The parents of my young adult clients understand that grades are important to career and, as we approach another academic year, you may also be wondering what to suggest to your youngsters (assuming they listen!) to encourage effective learning.
There are the obvious things we keep getting told such as ‘make sure you get plenty of sleep’, ‘eat a healthy diet’ and ‘do regular exercise’ but who wants to hear these repeatedly?
Instead, the developing field of neuroscience, the study of the brain and nervous system, has quite a lot to say about how we learn.
Some aspects may seem obvious, others a little counterintuitive but all are useful and a bit more fun than the sleep, eat, exercise formula.
1. Goals
Setting learning goals is probably something you have come across before but to promote learning goals need to be:
- Explicit, set down clearly somewhere, including a voice note on your mobile, a sticky on the wall, or in a special study notebook.
- Small and achievable. It’s best to have 20 tiny goals that you tick off once complete each day than one bigger goal for the week. Make a point of crossing off or marking goals as complete. Our brains really like this.

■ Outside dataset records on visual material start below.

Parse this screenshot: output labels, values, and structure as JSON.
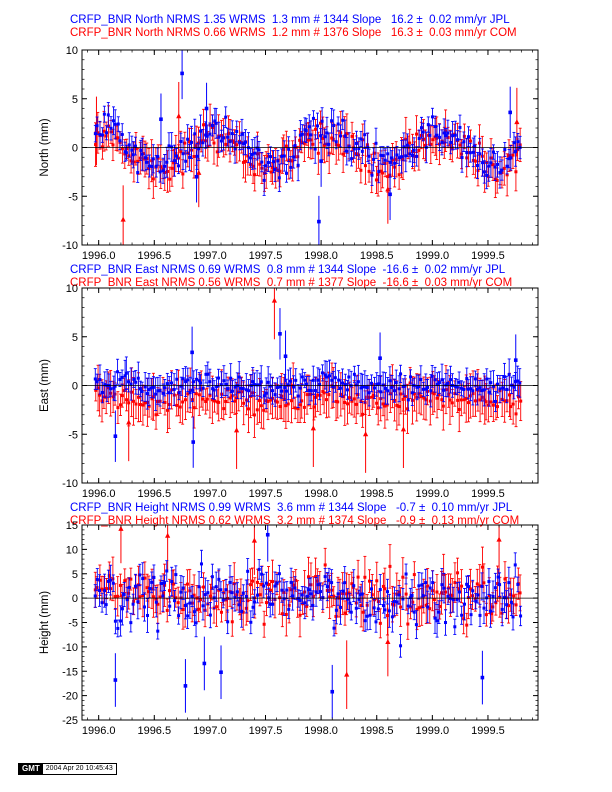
{
  "stamp": {
    "logo": "GMT",
    "date": "2004 Apr 20 10:45:43"
  },
  "colors": {
    "series_jpl": "#0000ff",
    "series_com": "#ff0000",
    "axis": "#000000",
    "background": "#ffffff"
  },
  "chart_data": [
    {
      "type": "scatter",
      "station": "CRFP_BNR",
      "component": "North",
      "ylabel": "North (mm)",
      "xlabel": "",
      "xlim": [
        1995.85,
        1999.95
      ],
      "ylim": [
        -10,
        10
      ],
      "xticks": [
        1996.0,
        1996.5,
        1997.0,
        1997.5,
        1998.0,
        1998.5,
        1999.0,
        1999.5
      ],
      "xtick_labels": [
        "1996.0",
        "1996.5",
        "1997.0",
        "1997.5",
        "1998.0",
        "1998.5",
        "1999.0",
        "1999.5"
      ],
      "yticks": [
        -10,
        -5,
        0,
        5,
        10
      ],
      "ytick_labels": [
        "-10",
        "-5",
        "0",
        "5",
        "10"
      ],
      "grid": false,
      "zero_line": true,
      "header_lines": [
        "CRFP_BNR North NRMS 1.35 WRMS  1.3 mm # 1344 Slope   16.2 ±  0.02 mm/yr JPL",
        "CRFP_BNR North NRMS 0.66 WRMS  1.2 mm # 1376 Slope   16.3 ±  0.03 mm/yr COM"
      ],
      "series": [
        {
          "name": "JPL",
          "color": "#0000ff",
          "nrms": 1.35,
          "wrms_mm": 1.3,
          "n": 1344,
          "slope_mm_yr": 16.2,
          "slope_sigma": 0.02,
          "offset": 0.0,
          "amplitude": 1.7,
          "noise": 1.2,
          "errbar": 1.2,
          "outliers": [
            [
              1996.75,
              7.6
            ],
            [
              1996.97,
              4.0
            ],
            [
              1996.56,
              2.9
            ],
            [
              1997.98,
              -7.6
            ],
            [
              1998.62,
              -4.8
            ],
            [
              1999.7,
              3.6
            ],
            [
              1996.88,
              -3.0
            ],
            [
              1998.0,
              -1.4
            ]
          ]
        },
        {
          "name": "COM",
          "color": "#ff0000",
          "nrms": 0.66,
          "wrms_mm": 1.2,
          "n": 1376,
          "slope_mm_yr": 16.3,
          "slope_sigma": 0.03,
          "offset": -0.4,
          "amplitude": 1.7,
          "noise": 1.1,
          "errbar": 1.6,
          "outliers": [
            [
              1996.22,
              -7.4
            ],
            [
              1996.9,
              -2.6
            ],
            [
              1995.98,
              1.7
            ],
            [
              1999.76,
              2.6
            ],
            [
              1996.72,
              3.2
            ],
            [
              1998.6,
              -4.3
            ]
          ]
        }
      ]
    },
    {
      "type": "scatter",
      "station": "CRFP_BNR",
      "component": "East",
      "ylabel": "East (mm)",
      "xlabel": "",
      "xlim": [
        1995.85,
        1999.95
      ],
      "ylim": [
        -10,
        10
      ],
      "xticks": [
        1996.0,
        1996.5,
        1997.0,
        1997.5,
        1998.0,
        1998.5,
        1999.0,
        1999.5
      ],
      "xtick_labels": [
        "1996.0",
        "1996.5",
        "1997.0",
        "1997.5",
        "1998.0",
        "1998.5",
        "1999.0",
        "1999.5"
      ],
      "yticks": [
        -10,
        -5,
        0,
        5,
        10
      ],
      "ytick_labels": [
        "-10",
        "-5",
        "0",
        "5",
        "10"
      ],
      "grid": false,
      "zero_line": true,
      "header_lines": [
        "CRFP_BNR East NRMS 0.69 WRMS  0.8 mm # 1344 Slope  -16.6 ±  0.02 mm/yr JPL",
        "CRFP_BNR East NRMS 0.56 WRMS  0.7 mm # 1377 Slope  -16.6 ±  0.03 mm/yr COM"
      ],
      "series": [
        {
          "name": "JPL",
          "color": "#0000ff",
          "nrms": 0.69,
          "wrms_mm": 0.8,
          "n": 1344,
          "slope_mm_yr": -16.6,
          "slope_sigma": 0.02,
          "offset": 0.1,
          "amplitude": 0.2,
          "noise": 0.8,
          "errbar": 1.2,
          "outliers": [
            [
              1996.15,
              -5.2
            ],
            [
              1996.85,
              -5.8
            ],
            [
              1997.63,
              5.3
            ],
            [
              1997.68,
              3.0
            ],
            [
              1996.84,
              3.4
            ],
            [
              1998.53,
              2.8
            ],
            [
              1999.75,
              2.6
            ]
          ]
        },
        {
          "name": "COM",
          "color": "#ff0000",
          "nrms": 0.56,
          "wrms_mm": 0.7,
          "n": 1377,
          "slope_mm_yr": -16.6,
          "slope_sigma": 0.03,
          "offset": -1.5,
          "amplitude": 0.3,
          "noise": 0.9,
          "errbar": 1.8,
          "outliers": [
            [
              1997.58,
              8.7
            ],
            [
              1996.27,
              -3.8
            ],
            [
              1997.24,
              -4.6
            ],
            [
              1998.4,
              -5.0
            ],
            [
              1998.74,
              -4.5
            ],
            [
              1997.93,
              -4.4
            ]
          ]
        }
      ]
    },
    {
      "type": "scatter",
      "station": "CRFP_BNR",
      "component": "Height",
      "ylabel": "Height (mm)",
      "xlabel": "",
      "xlim": [
        1995.85,
        1999.95
      ],
      "ylim": [
        -25,
        15
      ],
      "xticks": [
        1996.0,
        1996.5,
        1997.0,
        1997.5,
        1998.0,
        1998.5,
        1999.0,
        1999.5
      ],
      "xtick_labels": [
        "1996.0",
        "1996.5",
        "1997.0",
        "1997.5",
        "1998.0",
        "1998.5",
        "1999.0",
        "1999.5"
      ],
      "yticks": [
        -25,
        -20,
        -15,
        -10,
        -5,
        0,
        5,
        10,
        15
      ],
      "ytick_labels": [
        "-25",
        "-20",
        "-15",
        "-10",
        "-5",
        "0",
        "5",
        "10",
        "15"
      ],
      "grid": false,
      "zero_line": true,
      "header_lines": [
        "CRFP_BNR Height NRMS 0.99 WRMS  3.6 mm # 1344 Slope   -0.7 ±  0.10 mm/yr JPL",
        "CRFP_BNR Height NRMS 0.62 WRMS  3.2 mm # 1374 Slope   -0.9 ±  0.13 mm/yr COM"
      ],
      "series": [
        {
          "name": "JPL",
          "color": "#0000ff",
          "nrms": 0.99,
          "wrms_mm": 3.6,
          "n": 1344,
          "slope_mm_yr": -0.7,
          "slope_sigma": 0.1,
          "offset": 0.0,
          "amplitude": 0.0,
          "noise": 4.2,
          "errbar": 2.5,
          "outliers": [
            [
              1998.1,
              -19.2
            ],
            [
              1997.1,
              -15.2
            ],
            [
              1996.78,
              -18.0
            ],
            [
              1996.15,
              -16.8
            ],
            [
              1999.45,
              -16.3
            ],
            [
              1996.95,
              -13.4
            ],
            [
              1997.52,
              13.0
            ]
          ]
        },
        {
          "name": "COM",
          "color": "#ff0000",
          "nrms": 0.62,
          "wrms_mm": 3.2,
          "n": 1374,
          "slope_mm_yr": -0.9,
          "slope_sigma": 0.13,
          "offset": 0.8,
          "amplitude": 0.0,
          "noise": 3.6,
          "errbar": 3.2,
          "outliers": [
            [
              1998.23,
              -15.7
            ],
            [
              1996.2,
              14.2
            ],
            [
              1996.62,
              12.8
            ],
            [
              1999.6,
              12.0
            ],
            [
              1998.6,
              -9.0
            ],
            [
              1997.4,
              11.8
            ]
          ]
        }
      ]
    }
  ]
}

- Personally meaningful. Why is your son/daughter studying what they’re studying? Having them remember why they are studying will help them learn.
- Positive/doing more of. For example
- ’spend ten minutes revising French vocabulary for describing my family’
- ’re-write my answer to question 10 on statistics showing all correct workings’ or
- ‘speak to my tutor on how to improve my writing’.
These are all better goals than negative/do less of ones such as
- ‘spend less time on my phone’
- ‘make fewer grammatical errors’ or
- ‘talk less in class’.
2. One thing at a time
On the whole, no matter what our teenagers say or indeed what we think ourselves, our brains have a limited capacity and focus and learn best when we do one thing at a time.
So, when they say, I can watch this film and concentrate on my biology homework, I’m afraid it’s simply not true.
Our brains find it difficult to focus effectively on things in parallel.
3. Signals
Encourage your youngsters to adopt some sort of cue that distinguishes work time from non-work time.
For example, set a timer, connect learning to a scent – spray your favourite perfume or light a favourite candle, wear a particular piece of clothing, play some background music or white sound – anything that will train your brain to recognise that now is learning time.
You could also experiment with different spaces to study different subjects although this may not be possible in the majority of cases.
4. Multiple senses
Evidence shows that drawing on as many senses as possible while learning helps to maximise our ability to learn, retain and recall information.
So encourage the use of visuals such as YouTube videos, audios including listening to podcasts or (even better) recording information for yourself, pneumonics, putting the learning to music, making drawings of the learning material.
5. Teach someone
Anything that you can do to deepen your engagement with the subject matter will be helpful but trying to teach what you’ve learnt to others, or to an imaginary person or class, is a great way to progress.
Having a study group or study buddy with who we discuss things and make connections together is also a good way of encouraging deeper processing, and so learning.
6. Hook your learning
We learn best when we can hook our learning onto something we already know.
This could be via a spider diagram, mind map, noting and holding it mentally in our head.
Thinking about how all the different facts we learn link together – taking a birds’ eye view – can also be helpful.
In conclusion, knowing what helps our brains to function well can help us improve how we learn and maximise our chances of good grades both as teenagers but also as adult learners.